USS Clueless - Continental European accomplishments
     
     
 

Stardate 20020208.2006

(On Screen): MommaBear writes to point to this request from London: Can anybody think of any historically-significant cultural or technological innovation to have emerged from Continental Western Europe since World War II?

And I sat for a moment and drew a blank, which is most amazing. Ask the same question about the US and anyone can reel off dozens of things (modern plastics technology, the transistor, the laser, the computer, rock-and-roll, the television network, cell phones, the GUI, the PDA), I've been thinking about it now for an hour and I am having a hard time coming up with anything at all. That is very distressing.

There has been some good work done there. The Ariane is a good rocket booster, but it isn't the first. Airbus Industries makes good passenger jets, but they didn't invent them. (Airbus is a Boeing-alike.) The European Southern Observatory is building what I think is the best telescope in the world right now at Paranal, but that's a refinement of older designs; it's not a true stairstep.

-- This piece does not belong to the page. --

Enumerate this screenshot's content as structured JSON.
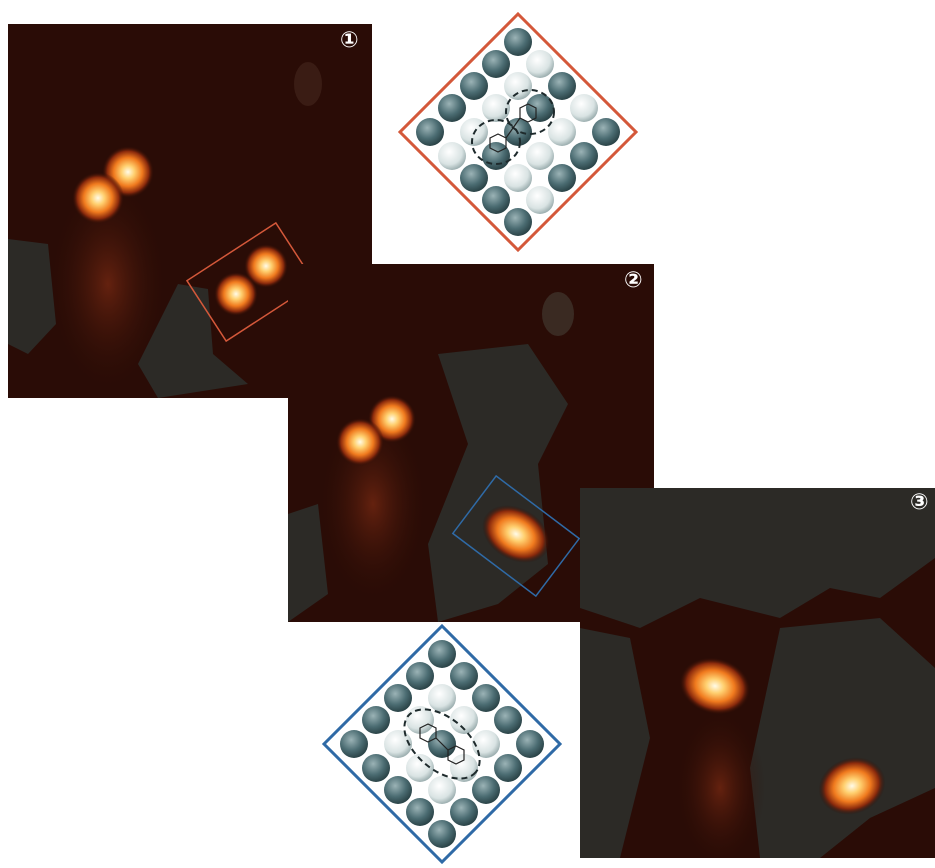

There were a few international technological developments that Europe contributed to. Europeans helped to develop ALGOL, the first modern computer language, and Europeans contributed to developing modern digital cell phone technology (after Americans created the analog cell phone). But those things didn't originate there.

Libertarian Samizdata is correct that the seed of the web was created in Europe, but nearly all of its development happened in the US. Even Mosaic was American (from UIUC), let along graphics-oriented browsers like Navigator and IE. (Opera came later and didn't blaze any trails.)

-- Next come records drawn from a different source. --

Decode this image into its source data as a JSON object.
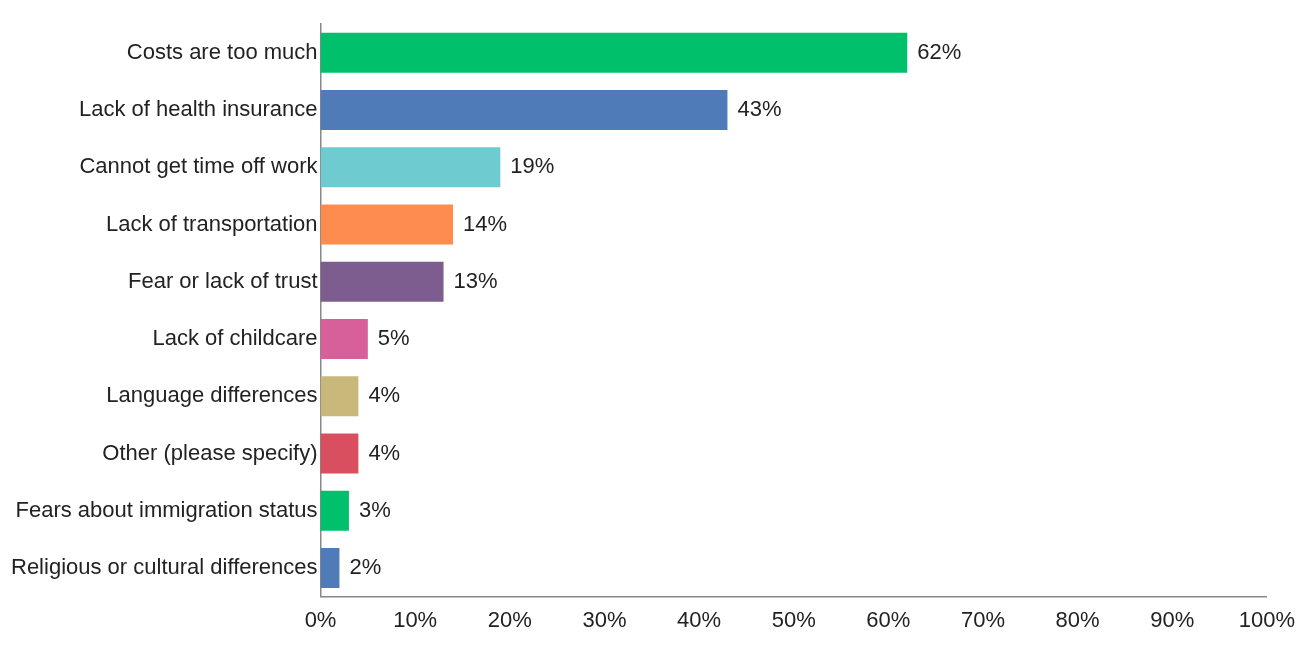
{
  "chart_data": {
    "type": "bar",
    "orientation": "horizontal",
    "categories": [
      "Costs are too much",
      "Lack of health insurance",
      "Cannot get time off work",
      "Lack of transportation",
      "Fear or lack of trust",
      "Lack of childcare",
      "Language differences",
      "Other (please specify)",
      "Fears about immigration status",
      "Religious or cultural differences"
    ],
    "values": [
      62,
      43,
      19,
      14,
      13,
      5,
      4,
      4,
      3,
      2
    ],
    "colors": [
      "#00c06b",
      "#4f7cb8",
      "#6ecbd0",
      "#ff8c4f",
      "#7d5d8f",
      "#d8609a",
      "#c8b87a",
      "#d94f5f",
      "#00c06b",
      "#4f7cb8"
    ],
    "value_labels": [
      "62%",
      "43%",
      "19%",
      "14%",
      "13%",
      "5%",
      "4%",
      "4%",
      "3%",
      "2%"
    ],
    "xlim": [
      0,
      100
    ],
    "xticks": [
      {
        "value": 0,
        "label": "0%"
      },
      {
        "value": 10,
        "label": "10%"
      },
      {
        "value": 20,
        "label": "20%"
      },
      {
        "value": 30,
        "label": "30%"
      },
      {
        "value": 40,
        "label": "40%"
      },
      {
        "value": 50,
        "label": "50%"
      },
      {
        "value": 60,
        "label": "60%"
      },
      {
        "value": 70,
        "label": "70%"
      },
      {
        "value": 80,
        "label": "80%"
      },
      {
        "value": 90,
        "label": "90%"
      },
      {
        "value": 100,
        "label": "100%"
      }
    ],
    "grid": false,
    "legend": false
  }
}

The main gun used in the M1A1 tank is actually a German design, but it's certainly not the first cannon ever made. In fact, there has been a lot of refinement and incremental improvement done in Continental Europe, but damned little in the way of actual creation. What I came up with was this:

Philips is an oasis of creativity in the desert of Europe. (Somehow it shouldn't be surprising that it is the Dutch who ultimately excel in this.) Philips was responsible for the audio cassette. Later they developed the laserdisc, which lead to the CD and DVD.

But that's a pretty small bag for a continent that likes to think of itself as being at the leading edge. What in hell have they been doing over there for the last forty years?